Can someone please help me.

8 REPLIES 8

avatar
Super Collaborator

avatar
Contributor

Hi,

/ has full permissions but I could not create znode. Any help and I tried working on steps mentioned in the Web link but it did not work.

,

Implemented it. But it did not work.

avatar
Master Mentor

@Sriram

Can you check the document reference by @Harald Berghoff

avatar
Contributor

By default / has world wide permissions but I am unable to create znode under /.

By the way it is kerberised cluster.

And I tried the solution provided by @Harald Berghoff and unfortunately in my case it did not work.

My problem in one line is:

/ in zookeeper has worldwide permissions but I am unable to create znode under /

@Geoffrey... Can you help me on this.

avatar
Master Mentor

@Sriram

Environment

  • HDP 2.6.2.0
  • Ambari 2.5.2.0
  • MIT Kerberos

I just connected as a normal user and followed the below steps, the znode Test was created without any issues.

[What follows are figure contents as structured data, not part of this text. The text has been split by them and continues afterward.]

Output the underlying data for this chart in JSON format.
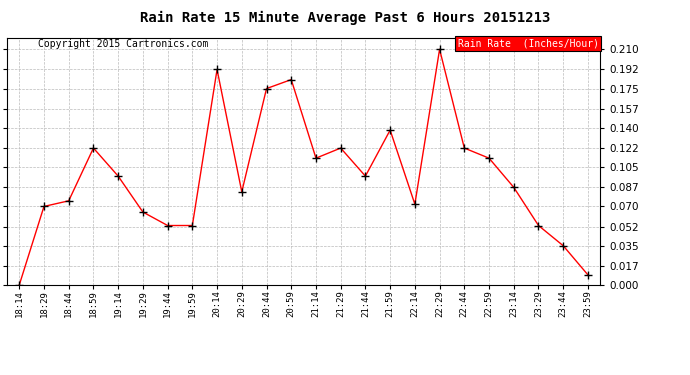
{
  "title": "Rain Rate 15 Minute Average Past 6 Hours 20151213",
  "copyright": "Copyright 2015 Cartronics.com",
  "legend_label": "Rain Rate  (Inches/Hour)",
  "x_labels": [
    "18:14",
    "18:29",
    "18:44",
    "18:59",
    "19:14",
    "19:29",
    "19:44",
    "19:59",
    "20:14",
    "20:29",
    "20:44",
    "20:59",
    "21:14",
    "21:29",
    "21:44",
    "21:59",
    "22:14",
    "22:29",
    "22:44",
    "22:59",
    "23:14",
    "23:29",
    "23:44",
    "23:59"
  ],
  "y_values": [
    0.0,
    0.07,
    0.075,
    0.122,
    0.097,
    0.065,
    0.053,
    0.053,
    0.192,
    0.083,
    0.175,
    0.183,
    0.113,
    0.122,
    0.097,
    0.138,
    0.072,
    0.21,
    0.122,
    0.113,
    0.087,
    0.053,
    0.035,
    0.009
  ],
  "line_color": "red",
  "marker_color": "black",
  "marker_style": "+",
  "ylim": [
    0.0,
    0.2205
  ],
  "yticks": [
    0.0,
    0.017,
    0.035,
    0.052,
    0.07,
    0.087,
    0.105,
    0.122,
    0.14,
    0.157,
    0.175,
    0.192,
    0.21
  ],
  "background_color": "#ffffff",
  "grid_color": "#bbbbbb",
  "title_fontsize": 10,
  "copyright_fontsize": 7,
  "legend_bg": "#ff0000",
  "legend_text_color": "#ffffff",
  "legend_fontsize": 7
}
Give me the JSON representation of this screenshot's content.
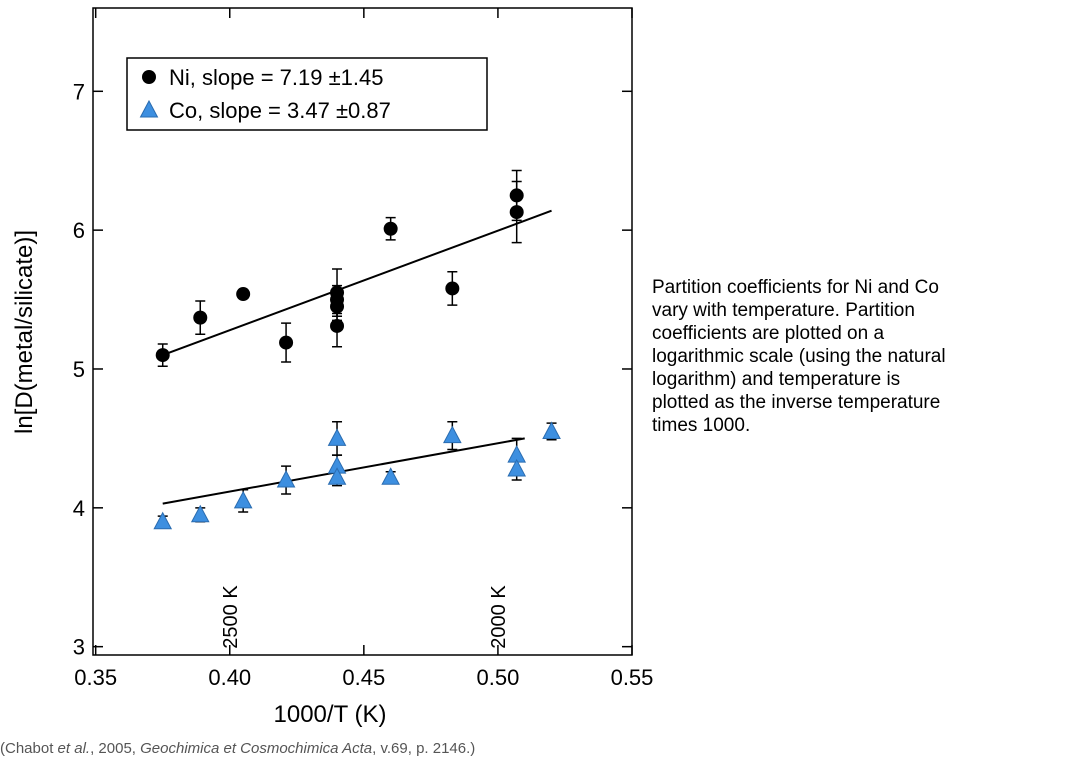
{
  "chart_data": {
    "type": "scatter",
    "x_label": "1000/T (K)",
    "y_label": "ln[D(metal/silicate)]",
    "xlim": [
      0.349,
      0.55
    ],
    "ylim": [
      2.94,
      7.6
    ],
    "xticks": [
      0.35,
      {
        "value": 0.4,
        "label": "0.40"
      },
      0.45,
      {
        "value": 0.5,
        "label": "0.50"
      },
      0.55
    ],
    "yticks": [
      3,
      4,
      5,
      6,
      7
    ],
    "legend": "upper left",
    "series": [
      {
        "name": "Ni, slope = 7.19 ±1.45",
        "color": "#000000",
        "marker": "circle",
        "x": [
          0.375,
          0.389,
          0.405,
          0.421,
          0.44,
          0.44,
          0.44,
          0.44,
          0.46,
          0.483,
          0.507,
          0.507
        ],
        "values": [
          5.1,
          5.37,
          5.54,
          5.19,
          5.55,
          5.5,
          5.45,
          5.31,
          6.01,
          5.58,
          6.25,
          6.13
        ],
        "errors": [
          0.08,
          0.12,
          0.03,
          0.14,
          0.17,
          0.1,
          0.1,
          0.15,
          0.08,
          0.12,
          0.18,
          0.22
        ],
        "fit": {
          "x": [
            0.375,
            0.52
          ],
          "y": [
            5.1,
            6.14
          ]
        }
      },
      {
        "name": "Co, slope = 3.47 ±0.87",
        "color": "#3d8fe0",
        "marker": "triangle",
        "x": [
          0.375,
          0.389,
          0.405,
          0.421,
          0.44,
          0.44,
          0.44,
          0.46,
          0.483,
          0.507,
          0.507,
          0.52
        ],
        "values": [
          3.9,
          3.95,
          4.05,
          4.2,
          4.5,
          4.3,
          4.22,
          4.22,
          4.52,
          4.38,
          4.28,
          4.55
        ],
        "errors": [
          0.04,
          0.05,
          0.08,
          0.1,
          0.12,
          0.08,
          0.06,
          0.04,
          0.1,
          0.12,
          0.08,
          0.06
        ],
        "fit": {
          "x": [
            0.375,
            0.51
          ],
          "y": [
            4.03,
            4.5
          ]
        }
      }
    ],
    "annotations": [
      {
        "text": "2500 K",
        "x": 0.4
      },
      {
        "text": "2000 K",
        "x": 0.5
      }
    ]
  },
  "caption": [
    "Partition coefficients for Ni and Co",
    "vary with temperature. Partition",
    "coefficients are plotted on a",
    "logarithmic scale (using the natural",
    "logarithm) and temperature is",
    "plotted as the inverse temperature",
    "times 1000."
  ],
  "credit": [
    "(Chabot ",
    "et al.",
    ", 2005, ",
    "Geochimica et Cosmochimica Acta",
    ", v.69, p. 2146.)"
  ]
}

I logged in as a local user without a valid Kerberos ticket

$ klist 
klist: No credentials cache found (ticket cache FILE:/tmp/krb5cc_500)

Connected to ZkCli

$ cd /usr/hdp/current/zookeeper-server 
$ ./bin/zkCli.sh 
.......
[zk: localhost:2181(CONNECTED) 0] ls /
[hive, registry, cluster, controller, brokers, zookeeper, infra-solr, hbase-unsecure, kafka-acl, kafka-acl-changes, admin, isr_change_notification, templeton-hadoop, hiveserver2, controller_epoch, druid, rmstore, hbase-secure, ambari-metrics-cluster, consumers, config] 

Check permissions ACL's

[zk: localhost:2181(CONNECTED) 1] getAcl / 
'world,'anyone
: cdrwa 

Created a Persistant znode Test

[zk: localhost:2181(CONNECTED) 2] create /Test 'siram_issue'
Created /Test 

List Znode child

[zk: localhost:2181(CONNECTED) 3] ls /Test
[] 

List Znodes

Notice Test is listed

[zk: localhost:2181(CONNECTED) 4] ls /
[hive, registry, cluster, controller, brokers, zookeeper, infra-solr, hbase-unsecure, kafka-acl, kafka-acl-changes, admin, isr_change_notification, templeton-hadoop, hiveserver2, controller_epoch, druid, Test, rmstore, hbase-secure, ambari-metrics-cluster, consumers, config] 

Check Status

[zk: localhost:2181(CONNECTED) 6] stat /Test
cZxid = 0x2997
ctime = Sat May 19 21:49:55 CEST 2018
mZxid = 0x2997
mtime = Sat May 19 21:49:55 CEST 2018
pZxid = 0x2997
cversion = 0
dataVersion = 0
aclVersion = 0
ephemeralOwner = 0x0
dataLength = 13
numChildren = 0

Can you share your steps that failed ?

avatar
Contributor

@Geoffrey,

I thank a lot for your time on this and I could do it on my test server as you had done but unfortunately I could not do it on my pre-prod cluster and I do see the same that / has the same privileges as you have but I am unable to create znode 😞

Any logs or any configurations you would like to cross-check?

avatar
Contributor

Is a TGT hampering my activity? Should I destory TGT and try creating znode?

avatar
Contributor

@Geoffrey Shelton Okot ...Could you please help me on this.. I am unable to figure out root cause of the issue.